I was on the phone recently with someone who abhors the idea of giving gifts, saying "I'll just buy myself what I want." This woman is without any religious persuasion. Without much thought, I said, "but have you ever thought of what is does in the giver's heart to ponder a gift for you, to think of your likes and dislikes, to think of something that might make you smile? Maybe that's the purpose of all this giving, the softness that comes in our own hearts."
I thought of this over the weekend as I lamented what I perceived to be the excess. And then I wondered if I was right in my quick retort to my friend. Maybe the greater good is what happened to my mom as she worked a second job to purchase all these gifts. Maybe God was at work in my dad as he worked overtime on a fire engine as his back spasmed all day long to pay for these gifts. While I want to kick and scream and hand back even my most treasured gifts so that my precious family doesn't have to work so hard, I have to wonder if there is more at work here. Do I need to trust that while my desire for simplicity is indeed very good, is what is happening in the hearts of our generous, giving family the greater good?
This Christmas also brought some heavy sorrow to our family. Someone we all love dearly is walking a journey I pray I never walk and living with a shattered heart. Watching it was nothing short of brutal. During time spent talking with this sweet one, I wanted to spout off every single thing I learned about counseling and the stages of grief and healthy coping mechanisms (and very predictably did spout off as much as I could.) At one point during the weekend, there was a heated discussion in which I made some good, valid points. But the result was still very bad. After all had been hugged out and forgiven, I had to wonder. Despite my desire for this person to walk the path of the least pain, was the greater good what he will learn while walking that path? Or was the greater good even that I might have to practice one of the very tenets of the faith I profess, that of forgiveness? My mom so lovingly said to me, "Keri, even though you were right, you were wrong." I was wrong because I couldn't (wouldn't?) see the hand of God in all of this.

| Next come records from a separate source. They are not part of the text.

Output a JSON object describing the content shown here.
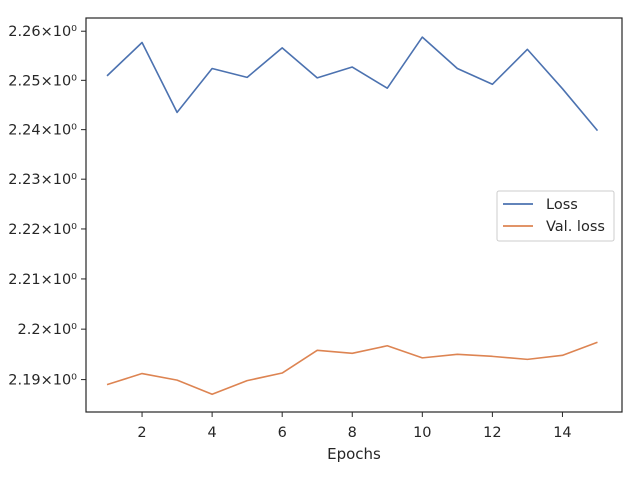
{
  "chart_data": {
    "type": "line",
    "xlabel": "Epochs",
    "ylabel": "",
    "title": "",
    "xlim": [
      0.4,
      15.7
    ],
    "ylim": [
      2.1836,
      2.2627
    ],
    "y_scale": "log",
    "grid": false,
    "legend_position": "center-right",
    "x_ticks": [
      2,
      4,
      6,
      8,
      10,
      12,
      14
    ],
    "x_tick_labels": [
      "2",
      "4",
      "6",
      "8",
      "10",
      "12",
      "14"
    ],
    "y_ticks": [
      2.19,
      2.2,
      2.21,
      2.22,
      2.23,
      2.24,
      2.25,
      2.26
    ],
    "y_tick_labels": [
      "2.19×10⁰",
      "2.2×10⁰",
      "2.21×10⁰",
      "2.22×10⁰",
      "2.23×10⁰",
      "2.24×10⁰",
      "2.25×10⁰",
      "2.26×10⁰"
    ],
    "x": [
      1,
      2,
      3,
      4,
      5,
      6,
      7,
      8,
      9,
      10,
      11,
      12,
      13,
      14,
      15
    ],
    "series": [
      {
        "name": "Loss",
        "color": "#4c72b0",
        "values": [
          2.2509,
          2.2577,
          2.2435,
          2.2524,
          2.2506,
          2.2566,
          2.2505,
          2.2527,
          2.2484,
          2.2588,
          2.2524,
          2.2492,
          2.2563,
          2.2483,
          2.2398
        ]
      },
      {
        "name": "Val. loss",
        "color": "#dd8452",
        "values": [
          2.189,
          2.1912,
          2.1899,
          2.1871,
          2.1898,
          2.1913,
          2.1958,
          2.1952,
          2.1967,
          2.1943,
          2.195,
          2.1946,
          2.194,
          2.1948,
          2.1974
        ]
      }
    ]
  }
}
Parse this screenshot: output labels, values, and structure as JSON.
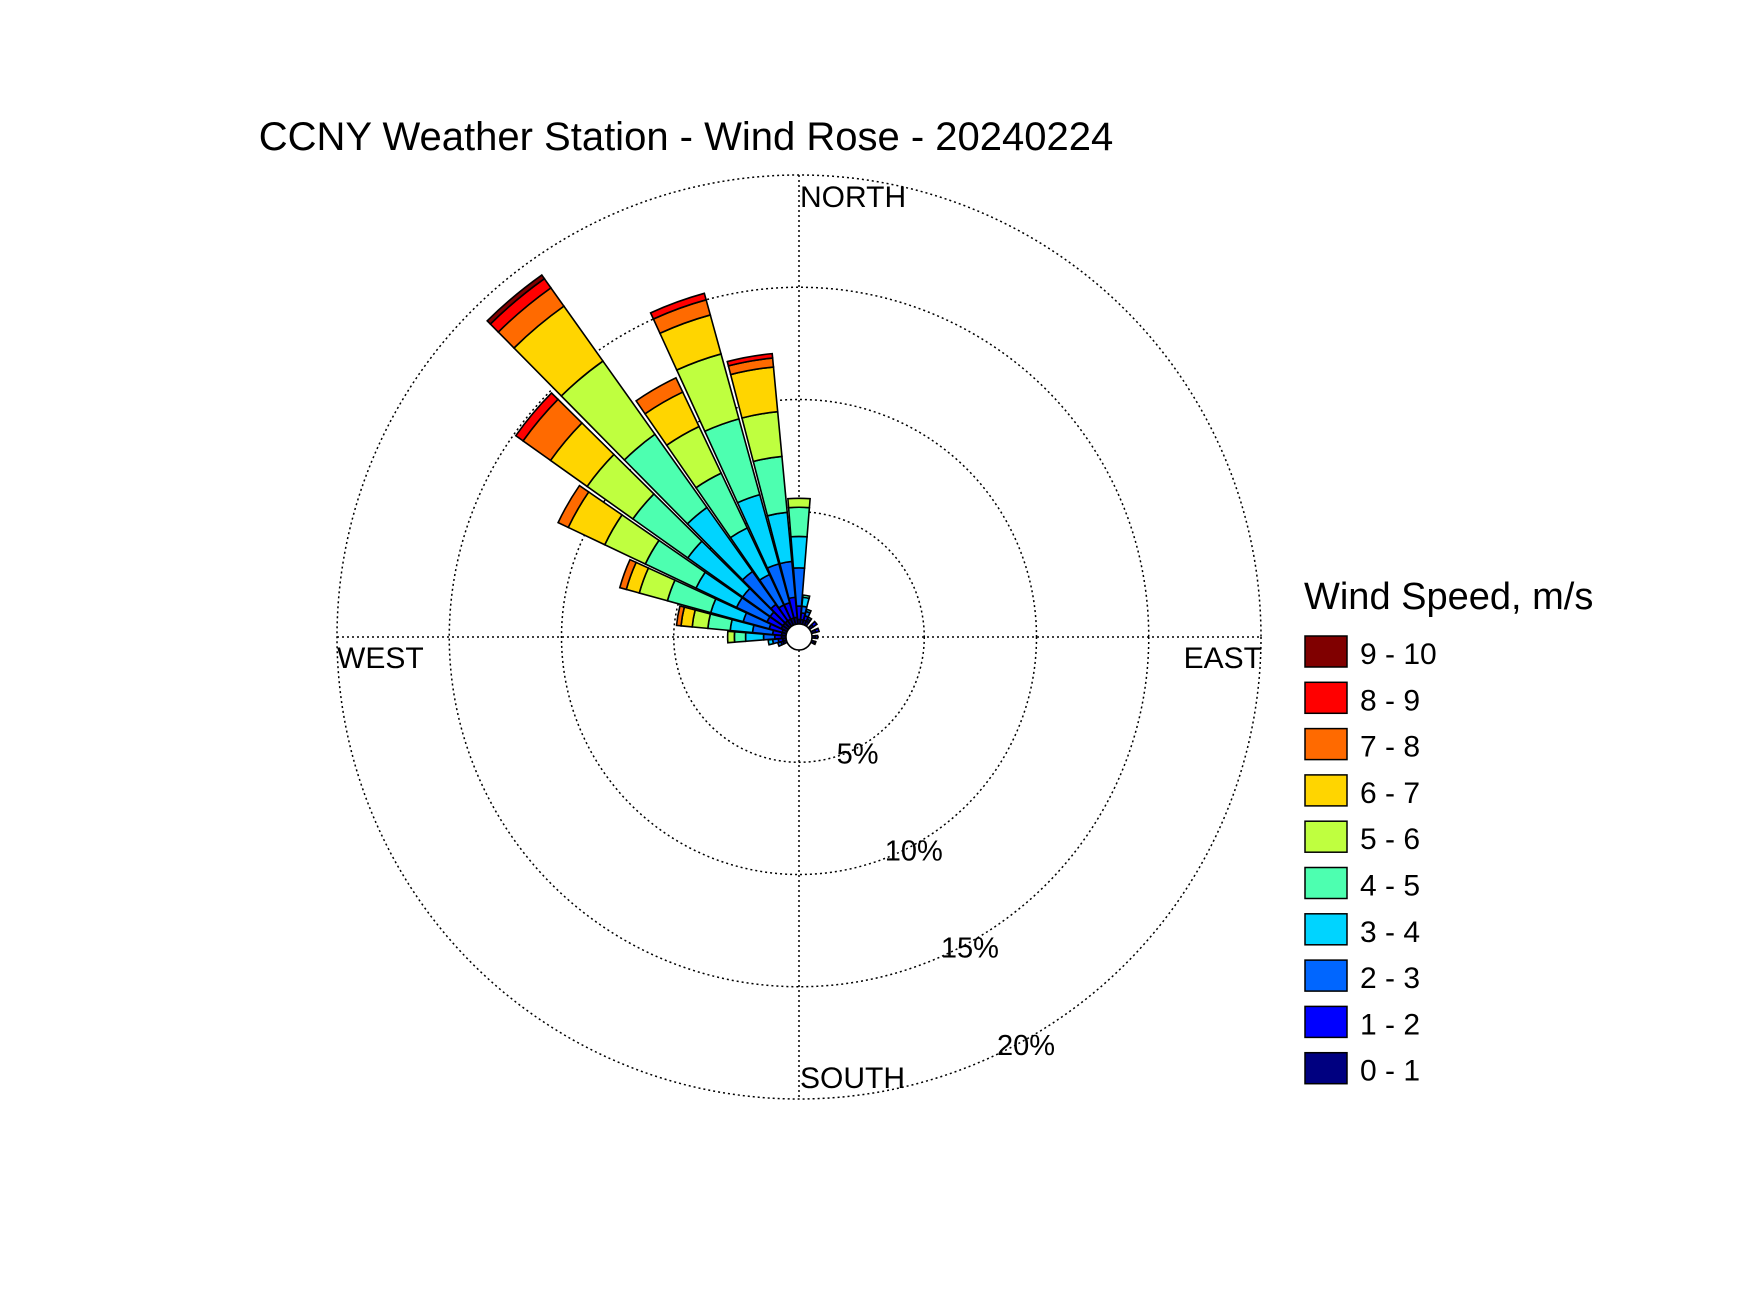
{
  "chart_data": {
    "type": "wind-rose",
    "title": "CCNY Weather Station - Wind Rose - 20240224",
    "directions": {
      "north": "NORTH",
      "south": "SOUTH",
      "east": "EAST",
      "west": "WEST"
    },
    "radial_axis": {
      "max": 20,
      "ticks": [
        5,
        10,
        15,
        20
      ],
      "tick_labels": [
        "5%",
        "10%",
        "15%",
        "20%"
      ]
    },
    "legend": {
      "title": "Wind Speed, m/s",
      "bins": [
        {
          "label": "9 - 10",
          "color": "#800000"
        },
        {
          "label": "8 - 9",
          "color": "#ff0000"
        },
        {
          "label": "7 - 8",
          "color": "#ff6a00"
        },
        {
          "label": "6 - 7",
          "color": "#ffd500"
        },
        {
          "label": "5 - 6",
          "color": "#bfff3f"
        },
        {
          "label": "4 - 5",
          "color": "#4dffb0"
        },
        {
          "label": "3 - 4",
          "color": "#00d4ff"
        },
        {
          "label": "2 - 3",
          "color": "#0066ff"
        },
        {
          "label": "1 - 2",
          "color": "#0000ff"
        },
        {
          "label": "0 - 1",
          "color": "#000080"
        }
      ]
    },
    "speed_bins": [
      "0 - 1",
      "1 - 2",
      "2 - 3",
      "3 - 4",
      "4 - 5",
      "5 - 6",
      "6 - 7",
      "7 - 8",
      "8 - 9",
      "9 - 10"
    ],
    "sector_width_deg": 10,
    "sectors": [
      {
        "direction_deg": 0,
        "cumulative": [
          0.2,
          0.8,
          2.5,
          3.9,
          5.2,
          5.6
        ]
      },
      {
        "direction_deg": 10,
        "cumulative": [
          0.2,
          0.5,
          0.8,
          1.2,
          1.3
        ]
      },
      {
        "direction_deg": 20,
        "cumulative": [
          0.2,
          0.4,
          0.6,
          0.7
        ]
      },
      {
        "direction_deg": 30,
        "cumulative": [
          0.2,
          0.3,
          0.4
        ]
      },
      {
        "direction_deg": 50,
        "cumulative": [
          0.2,
          0.4
        ]
      },
      {
        "direction_deg": 70,
        "cumulative": [
          0.2,
          0.35
        ]
      },
      {
        "direction_deg": 90,
        "cumulative": [
          0.15,
          0.25
        ]
      },
      {
        "direction_deg": 110,
        "cumulative": [
          0.15,
          0.2
        ]
      },
      {
        "direction_deg": 330,
        "cumulative": [
          0.3,
          1.0,
          2.5,
          4.8,
          7.5,
          9.8,
          11.5,
          12.2
        ]
      },
      {
        "direction_deg": 340,
        "cumulative": [
          0.3,
          1.0,
          2.8,
          6.0,
          9.5,
          12.5,
          14.3,
          15.0,
          15.3
        ]
      },
      {
        "direction_deg": 350,
        "cumulative": [
          0.3,
          1.2,
          2.8,
          5.0,
          7.5,
          9.5,
          11.5,
          11.9,
          12.1
        ]
      },
      {
        "direction_deg": 320,
        "cumulative": [
          0.3,
          1.2,
          3.0,
          6.5,
          10.5,
          14.5,
          17.5,
          18.5,
          19.0,
          19.2
        ]
      },
      {
        "direction_deg": 310,
        "cumulative": [
          0.3,
          1.0,
          2.5,
          5.5,
          8.5,
          11.0,
          13.0,
          14.5,
          14.9
        ]
      },
      {
        "direction_deg": 300,
        "cumulative": [
          0.3,
          1.0,
          2.5,
          4.5,
          7.0,
          9.0,
          10.8,
          11.3
        ]
      },
      {
        "direction_deg": 290,
        "cumulative": [
          0.2,
          0.8,
          2.0,
          3.5,
          5.5,
          6.8,
          7.4,
          7.7
        ]
      },
      {
        "direction_deg": 280,
        "cumulative": [
          0.2,
          0.6,
          1.5,
          2.5,
          3.5,
          4.2,
          4.7,
          4.9
        ]
      },
      {
        "direction_deg": 270,
        "cumulative": [
          0.2,
          0.5,
          1.0,
          1.8,
          2.3,
          2.6
        ]
      },
      {
        "direction_deg": 260,
        "cumulative": [
          0.15,
          0.35,
          0.6,
          0.8
        ]
      },
      {
        "direction_deg": 250,
        "cumulative": [
          0.15,
          0.25,
          0.4
        ]
      }
    ]
  }
}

I was trying to, by my own power, orchestrate a resolution. You'd think by now I'd realize how that usually turns out.
As I reflect on this blessed holiday, I can think of so many other areas where a greater good could prevail. While I attempted to corral my wild child during 95% of Christmas Eve Mass, did I make an elderly lady smile, remembering her days as a literal shepherd? Did I make another mom feel less like an awful parent because I too was trying to keep my kid from tipping over the holy water? While I thought of all the effort my in-laws put into hauling rocking chairs to Atlanta and the expense of that for a retired couple, will those chairs help me rock babies for years to come or be the site of heart to hearts with my husband?
This Christmas season was full of love and joy and giving and pain and sacrifice and hurt. But at every juncture, I can see where luscious fruit may grow. Maybe the greater good in every bit of it is that God is at work and by letting even the bad play out, He has the space to do HIS will.